Many things can cause dry mouth, but dehydration is the usual culprit. Diseases such as diabetes can also suppress saliva production, which can lead to dry mouth. Taking certain medications, such as chemotherapy drugs and appetite suppressants can cause it, too. Identifying its cause is usually the best way to alleviate its symptoms.
Other common causes of dry mouth include:
- Smoking tobacco or marijuana
- Radiation therapy of the neck or head
- Autoimmune disorders such as Sjögren’s syndrome and rheumatoid arthritis
- Botulism poisoning
Treatments for Dry Mouth
Usually, dry mouth doesn’t last long and responds well to treatment. If you have dry mouth, the following treatments may help alleviate your symptoms:
- Sucking on ice cubes
- Sipping water or liquids often
- Avoiding caffeine, tobacco and alcohol
- Limiting your sugar and salt intake
- Using a humidifier in your bedroom while sleeping
- Taking over-the-counter saliva substitutes
- Chewing hard candies or gum
- Over-the-counter mints, alcohol-free rinses and toothpaste
- Breathing through your nose instead of your mouth
If your dry mouth persists, talk to your doctor.
Herbal Remedies for Dry Mouth
Certain herbal remedies may help alleviate dry mouth, and these in particular have shown promise:
Aloe vera, a juice or gel from the aloe vera leaf, can moisturize the mouth and relieve feelings of dryness. Try drinking aloe vera juice or gargling it to coat the inside of your mouth.
Ginger is a herbal medicine used for centuries for its anti-inflammatory properties. It’s also a known herbal sialagogue—a substance that promotes saliva production. A study published by the Jundishapur Journal of Natural Pharmaceutical Products in 2015 corroborated this claim (x).
Hollyhock is a herbal treatment with moisturizing properties similar to those of the aloe vera leaf. In 2015, the Journal of Evidence-Based Integrative Medicine published a study that determined a herbal compound made with hollyhock was likely responsible for improving dry mouth symptoms in radiotherapy patients who took the compound over four weeks (x).
Nopal cactus, also known as prickly pear, could help relieve dry mouth. In 2017, the journal Pharmaceutical Biology published a study that corroborated a report from another study that found nopal cactus effectively treated hyposalivation in study participants (x).
Spilanthes, sometimes called the toothache plant or paracress, is grown in Brazil and used as a herbal treatment for oral conditions, including a natural treatment for dry mouth (x).
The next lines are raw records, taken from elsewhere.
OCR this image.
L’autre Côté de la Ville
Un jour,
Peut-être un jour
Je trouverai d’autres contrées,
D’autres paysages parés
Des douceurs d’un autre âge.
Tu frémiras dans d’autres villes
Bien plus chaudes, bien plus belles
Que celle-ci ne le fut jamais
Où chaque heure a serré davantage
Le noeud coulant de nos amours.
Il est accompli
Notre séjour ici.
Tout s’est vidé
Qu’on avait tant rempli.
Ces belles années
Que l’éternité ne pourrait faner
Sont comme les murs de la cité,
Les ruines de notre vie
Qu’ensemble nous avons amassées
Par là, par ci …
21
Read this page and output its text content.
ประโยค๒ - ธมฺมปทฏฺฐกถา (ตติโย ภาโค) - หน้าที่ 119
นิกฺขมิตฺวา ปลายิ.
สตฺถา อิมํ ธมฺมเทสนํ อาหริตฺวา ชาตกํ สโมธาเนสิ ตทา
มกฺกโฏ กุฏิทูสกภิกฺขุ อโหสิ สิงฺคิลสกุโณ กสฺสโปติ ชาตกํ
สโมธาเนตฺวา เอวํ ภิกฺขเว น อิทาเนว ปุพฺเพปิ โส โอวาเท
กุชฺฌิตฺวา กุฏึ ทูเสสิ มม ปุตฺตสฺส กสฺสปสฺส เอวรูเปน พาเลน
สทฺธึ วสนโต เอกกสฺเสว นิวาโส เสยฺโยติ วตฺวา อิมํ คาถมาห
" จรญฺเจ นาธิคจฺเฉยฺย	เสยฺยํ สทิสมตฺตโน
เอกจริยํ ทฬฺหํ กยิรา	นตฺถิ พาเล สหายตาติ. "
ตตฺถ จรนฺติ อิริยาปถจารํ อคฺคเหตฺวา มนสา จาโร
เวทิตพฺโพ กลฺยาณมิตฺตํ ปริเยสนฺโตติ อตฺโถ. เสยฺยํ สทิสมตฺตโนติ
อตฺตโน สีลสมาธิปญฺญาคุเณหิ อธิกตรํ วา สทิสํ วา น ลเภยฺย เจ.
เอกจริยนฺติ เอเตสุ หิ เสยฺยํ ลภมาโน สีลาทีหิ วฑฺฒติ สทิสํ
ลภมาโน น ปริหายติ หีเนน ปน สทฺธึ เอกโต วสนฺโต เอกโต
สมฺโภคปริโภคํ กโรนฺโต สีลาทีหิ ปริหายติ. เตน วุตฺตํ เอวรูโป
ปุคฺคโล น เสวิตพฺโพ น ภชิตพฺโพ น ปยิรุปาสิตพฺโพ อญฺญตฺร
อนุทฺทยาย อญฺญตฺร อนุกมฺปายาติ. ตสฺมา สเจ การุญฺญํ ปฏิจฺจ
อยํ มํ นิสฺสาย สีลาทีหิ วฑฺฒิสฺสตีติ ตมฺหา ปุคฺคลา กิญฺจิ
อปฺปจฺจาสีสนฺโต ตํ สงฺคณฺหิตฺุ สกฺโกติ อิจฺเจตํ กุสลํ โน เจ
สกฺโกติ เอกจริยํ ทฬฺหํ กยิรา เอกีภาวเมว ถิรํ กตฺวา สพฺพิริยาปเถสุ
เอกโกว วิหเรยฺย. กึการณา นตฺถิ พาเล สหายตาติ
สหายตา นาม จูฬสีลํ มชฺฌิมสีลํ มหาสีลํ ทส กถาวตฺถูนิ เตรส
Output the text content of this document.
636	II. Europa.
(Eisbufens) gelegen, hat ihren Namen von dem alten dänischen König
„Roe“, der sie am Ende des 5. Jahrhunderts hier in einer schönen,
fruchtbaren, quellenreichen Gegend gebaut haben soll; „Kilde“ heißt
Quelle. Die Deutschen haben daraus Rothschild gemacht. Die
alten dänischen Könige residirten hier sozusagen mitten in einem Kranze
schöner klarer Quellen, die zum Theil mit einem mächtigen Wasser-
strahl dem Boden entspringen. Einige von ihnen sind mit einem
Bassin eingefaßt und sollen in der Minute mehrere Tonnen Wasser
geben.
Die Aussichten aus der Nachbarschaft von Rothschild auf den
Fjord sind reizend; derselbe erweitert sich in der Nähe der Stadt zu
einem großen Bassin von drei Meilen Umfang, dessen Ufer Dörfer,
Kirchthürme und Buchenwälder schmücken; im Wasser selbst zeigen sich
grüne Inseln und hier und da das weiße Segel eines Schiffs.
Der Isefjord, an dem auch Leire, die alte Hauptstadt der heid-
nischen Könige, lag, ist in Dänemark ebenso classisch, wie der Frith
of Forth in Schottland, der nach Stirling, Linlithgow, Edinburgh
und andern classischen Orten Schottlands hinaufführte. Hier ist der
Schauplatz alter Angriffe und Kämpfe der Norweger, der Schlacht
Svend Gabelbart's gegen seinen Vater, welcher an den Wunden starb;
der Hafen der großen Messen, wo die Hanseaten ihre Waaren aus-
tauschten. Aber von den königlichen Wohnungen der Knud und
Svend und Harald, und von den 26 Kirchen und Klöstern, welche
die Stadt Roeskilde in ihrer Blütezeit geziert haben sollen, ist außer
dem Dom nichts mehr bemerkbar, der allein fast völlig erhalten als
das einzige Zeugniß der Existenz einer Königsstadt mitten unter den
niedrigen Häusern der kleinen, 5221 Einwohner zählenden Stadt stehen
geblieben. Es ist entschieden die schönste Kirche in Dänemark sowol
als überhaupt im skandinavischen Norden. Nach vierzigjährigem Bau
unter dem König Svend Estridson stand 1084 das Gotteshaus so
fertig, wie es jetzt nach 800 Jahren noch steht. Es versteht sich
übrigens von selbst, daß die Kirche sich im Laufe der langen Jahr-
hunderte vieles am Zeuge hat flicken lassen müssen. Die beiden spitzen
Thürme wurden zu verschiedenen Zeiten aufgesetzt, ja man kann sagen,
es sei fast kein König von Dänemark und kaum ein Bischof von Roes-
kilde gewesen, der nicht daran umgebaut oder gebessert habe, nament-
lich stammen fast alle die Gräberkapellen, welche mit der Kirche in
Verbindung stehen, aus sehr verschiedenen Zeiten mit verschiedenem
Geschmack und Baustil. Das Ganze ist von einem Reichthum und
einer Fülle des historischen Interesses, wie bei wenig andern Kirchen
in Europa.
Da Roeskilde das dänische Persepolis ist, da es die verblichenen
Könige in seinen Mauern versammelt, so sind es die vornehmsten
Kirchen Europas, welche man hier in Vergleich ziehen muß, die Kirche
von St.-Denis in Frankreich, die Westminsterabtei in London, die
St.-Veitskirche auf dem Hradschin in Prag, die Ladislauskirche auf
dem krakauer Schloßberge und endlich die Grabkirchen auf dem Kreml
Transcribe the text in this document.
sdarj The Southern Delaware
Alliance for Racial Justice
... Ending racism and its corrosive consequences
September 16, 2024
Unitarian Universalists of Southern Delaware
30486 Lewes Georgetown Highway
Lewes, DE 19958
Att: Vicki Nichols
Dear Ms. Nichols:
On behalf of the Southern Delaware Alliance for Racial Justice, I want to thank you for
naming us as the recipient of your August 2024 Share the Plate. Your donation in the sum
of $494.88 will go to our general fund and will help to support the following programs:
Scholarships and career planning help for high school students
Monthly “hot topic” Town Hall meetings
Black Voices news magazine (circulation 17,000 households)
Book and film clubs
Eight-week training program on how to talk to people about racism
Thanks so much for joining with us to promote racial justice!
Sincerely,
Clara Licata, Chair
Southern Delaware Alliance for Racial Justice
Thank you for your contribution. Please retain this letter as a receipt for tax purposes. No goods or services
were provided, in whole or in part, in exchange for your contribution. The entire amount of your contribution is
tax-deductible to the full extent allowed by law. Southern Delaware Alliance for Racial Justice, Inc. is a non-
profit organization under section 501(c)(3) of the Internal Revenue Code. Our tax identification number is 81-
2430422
In 2018, a study published in the Journal of Dental Sciences found that capsaicin, chili pepper extract, promoted saliva production (x).
Dry Skin Around the Mouth
The skin around your mouth can also become dry when you have dry mouth. These supplements have been shown to alleviate dry skin on the face and around the mouth:
Omega-3 Fatty Acids
Omega-3 fatty acids have been shown to alleviate dry hair and skin. Studies suggest that these fatty acids play a critical role in skin’s function and appearance. These micro-nutrients are also essential for maintaining the skin’s structural integrity (x).
Other natural supplements for dry skin around the mouth include:
- Coconut oil
- Vaseline and honey
- Rose petals
- Aloe vera
- Green tea bags
- Lemon juice
- Canilla extract
- Cocoa butter
The Bottom Line
Dry mouth is a condition usually caused by dehydration or certain medications. Generally, dry mouth isn’t a serious problem, though it may be irritating. If your dry mouth doesn’t go away, however, you should talk to your doctor to determine that an underlying condition isn’t causing your symptoms. And if you think medication is causing it, talk to your doctor—but don’t stop taking your medication unless your doctor tells you to.
Over-the-counter remedies are often enough to relieve dry mouth, including natural supplements that soothe irritation and support hydration.